JEPARA, Lingkarjateng.id – Saipul (37), warga Desa Kriyan, Kecamatan Kalinyamatan mengeluhkan harga kedelai impor yang terus meroket. Menurutnya, kondisi ini menyulitkan upaya mereka untuk bangkit di masa pandemi.
“Kami kesulitan untuk memproduksi tempe, karena harga kedelai melonjak tajam. Namun, di sisi lain kami harus tetap memproduksi, karena banyak pedagang yang memesan tempe untuk dijual kembali,” keluhnya.
Ia menjelaskan, untuk bertahan dan tidak merugi, ia lebih memilih memperkecil ukuran tempe daripada menaikkan harga. Harga kedelai impor saat ini berkisar Rp 13 ribu per kilogram.
Harga Kedelai Naik, Perajin Tahu Tempe Kendal: Terlalu Tinggi buat Kita
Ia mengungkapkan, bahan baku kedelai impor yang digunakan untuk membuat tempe tidak bisa digantikan dengan kedelai lokal. Hal ini karena kualitasnya tidak sama.
“Kalau menggunakan kedelai impor, maka tempe tersebut bisa tahan selama 3 hari. Sedangkan, menggunakan kedelai lokal, kadang-kadang sehari sudah tumbuh jamur dan tidak bisa dimasak,” imbuhnya.
Hal senada juga diungkapkan oleh Pardi (43), pengusaha tahu di Desa Pecangan timur.
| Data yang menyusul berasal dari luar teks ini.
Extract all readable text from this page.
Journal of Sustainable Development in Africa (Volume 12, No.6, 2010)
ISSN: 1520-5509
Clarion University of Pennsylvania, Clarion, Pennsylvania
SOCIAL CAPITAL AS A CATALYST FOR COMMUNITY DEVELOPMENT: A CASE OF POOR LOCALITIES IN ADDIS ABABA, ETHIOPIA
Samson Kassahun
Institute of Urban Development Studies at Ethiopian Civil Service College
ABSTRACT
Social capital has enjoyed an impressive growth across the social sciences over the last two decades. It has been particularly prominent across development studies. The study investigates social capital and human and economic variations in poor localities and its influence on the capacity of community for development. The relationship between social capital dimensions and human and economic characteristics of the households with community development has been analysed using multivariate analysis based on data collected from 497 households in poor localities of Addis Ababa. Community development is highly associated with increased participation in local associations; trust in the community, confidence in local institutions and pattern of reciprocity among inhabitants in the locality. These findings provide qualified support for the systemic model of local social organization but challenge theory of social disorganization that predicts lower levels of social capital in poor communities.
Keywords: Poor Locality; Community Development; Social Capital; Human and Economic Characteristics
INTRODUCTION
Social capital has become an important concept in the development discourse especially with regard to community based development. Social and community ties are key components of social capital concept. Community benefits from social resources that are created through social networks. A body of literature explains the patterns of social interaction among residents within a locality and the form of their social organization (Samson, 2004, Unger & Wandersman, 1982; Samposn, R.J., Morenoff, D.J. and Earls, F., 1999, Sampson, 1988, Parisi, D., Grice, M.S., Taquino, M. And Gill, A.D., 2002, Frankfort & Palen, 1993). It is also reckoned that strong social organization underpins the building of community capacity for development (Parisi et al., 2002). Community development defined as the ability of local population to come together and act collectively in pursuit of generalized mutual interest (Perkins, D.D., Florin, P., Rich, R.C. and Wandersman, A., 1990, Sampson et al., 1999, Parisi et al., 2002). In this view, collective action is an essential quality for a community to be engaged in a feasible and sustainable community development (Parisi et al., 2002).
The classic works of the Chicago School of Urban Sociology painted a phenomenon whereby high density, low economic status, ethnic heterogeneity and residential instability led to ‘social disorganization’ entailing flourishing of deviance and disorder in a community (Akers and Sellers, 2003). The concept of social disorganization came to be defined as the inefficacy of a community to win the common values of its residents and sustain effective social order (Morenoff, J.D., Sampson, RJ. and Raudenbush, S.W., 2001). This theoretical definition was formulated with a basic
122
Ia mengaku telah menyiasati berbagai trik agar usaha pembuatan tahunya dapat bertahan di tengah melambungnya harga kedelai saat ini.
Kenaikan Harga Kedelai Dikeluhkan Perajin Tahu Tempe Pati
“Walaupun beberapa produsen sudah ada yang menaikkan harga, namun saya belum bisa, karena para pelanggan juga mengalami hal serupa di tengah naiknya harga kebutuhan pokok, sehingga menurunkan minat pembeli,” ujarnya.
Ia pun berharap, harga kedelai impor akan kembali normal seperti sebelumnya, sehingga pihaknya tidak kebingungan dalam menjalankan usaha. (Lingkar Network | Muslichul Basid – Koran Lingkar)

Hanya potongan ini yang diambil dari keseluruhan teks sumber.